Faites que le rêve dévore votre vie afin que la vie ne dévore pas votre rêve.

Le Petit Prince, Saint-Exupéry.

Le Petit Prince voyage de planète en astéroïde et il rencontre d’étranges personnes. C’est sur la planète Bruxelles qu’il se trouve actuellement jusqu’au 6 novembre 2022, et les Bruxellois, habitants souvent philosophes d’une région parfois surréaliste, ne devraient pas manquer de lui rendre une petite visite de courtoisie. 

L’exposition, qui a lieu au Heysel, débute par la très belle histoire de ce conte pour enfants, très poétiquement mise en scène par les jolies sculptures d’Arnaud Nazare-Aga illustrant ses pérégrinations interplanétaires, sous une lumière bleue onirique. On croit connaître l’histoire mais il est bon de s’y replonger pour se rappeler la merveilleuse inventivité de l’auteur.

Ce qui est véritablement nouveau, c’est la longue partie de l’exposition consacrée à Antoine de Saint-Exupéry, riche de nombreux objets ayant appartenu à l’auteur, et de documents passionnants mettant en lumière la personnalité de celui-ci.
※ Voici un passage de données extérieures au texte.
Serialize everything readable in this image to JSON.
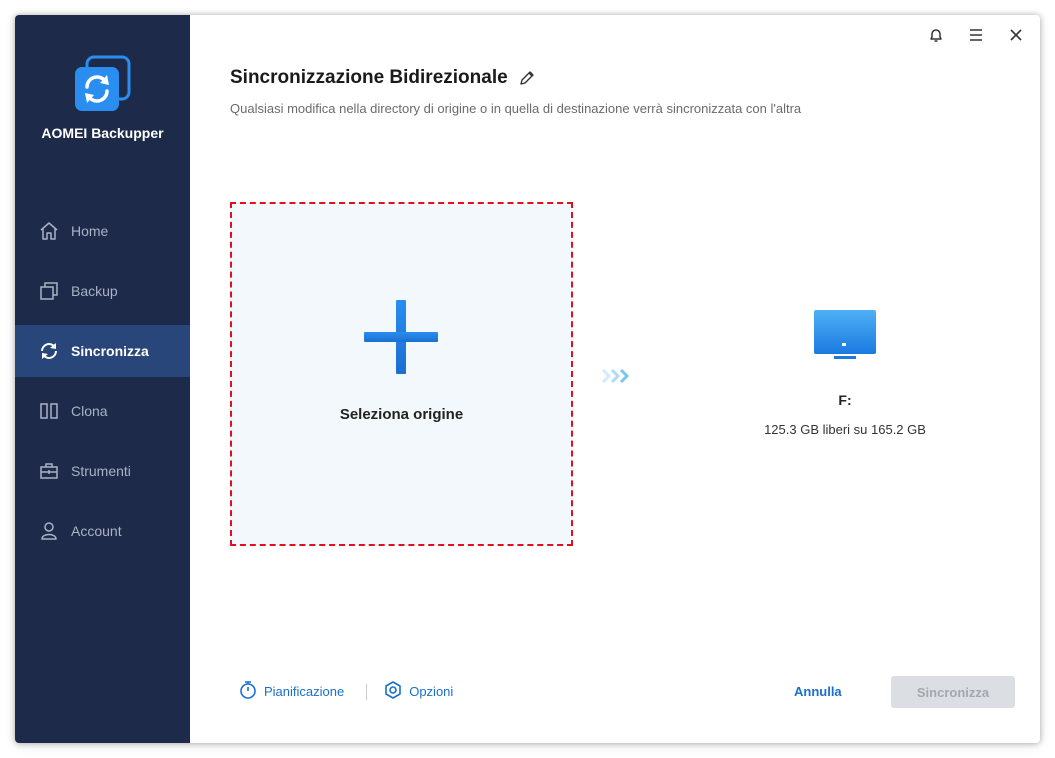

Le comte Antoine de Saint-Exupéry est né en 1900 à Lyon, ville connue pour son amour de l’ésotérisme, dans une famille d’ancienne noblesse reçues deux fois aux Honneurs de la Cour. Les armoiries des Saint-Exupéry portent un lion rouge, symbole de courage, et une épée d’argent. On pourrait en déduire qu’il était destiné à la carrière des armes, et c’est en effet à la guerre qu’il trouvera la mort à 44 ans. Mais l’épée n’est pas qu’un instrument guerrier, elle peut aussi symboliquement servir à déchirer le voile des apparences pour accéder au sens profond de la vie, et il semble que c’est de cette épée-là que l’auteur s’est surtout servie.

Les voyages du Petit Prince, sa mort et sa renaissance sont autant de phases d’un parcours initiatique auquel l’auteur nous invite.

Rêvant de voler dès son plus jeune âge, le petit Antoine se construit un aéroplane improvisé sur son vélo et prétend s’envoler dessus. Les témoignages filmés de ses sœurs diffusés à l’exposition sont très émouvants. À douze ans, il connaîtra son baptême de l’air sur un aérodrome de campagne non loin du château familial. Sa vocation est confirmée et il fera son service militaire à 21 ans comme mécanicien au second régiment d’aviation de Strasbourg, prenant des cours de pilotage à ses frais. De ses camarades il reçoit le surnom « Pique la Lune » en raison de son nez en trompette et de sa distraction proverbiale. Il sera toute sa vie un pilote courageux mais pas très doué techniquement. À 23 ans il cassera du bois pour la première fois, mais pas la dernière.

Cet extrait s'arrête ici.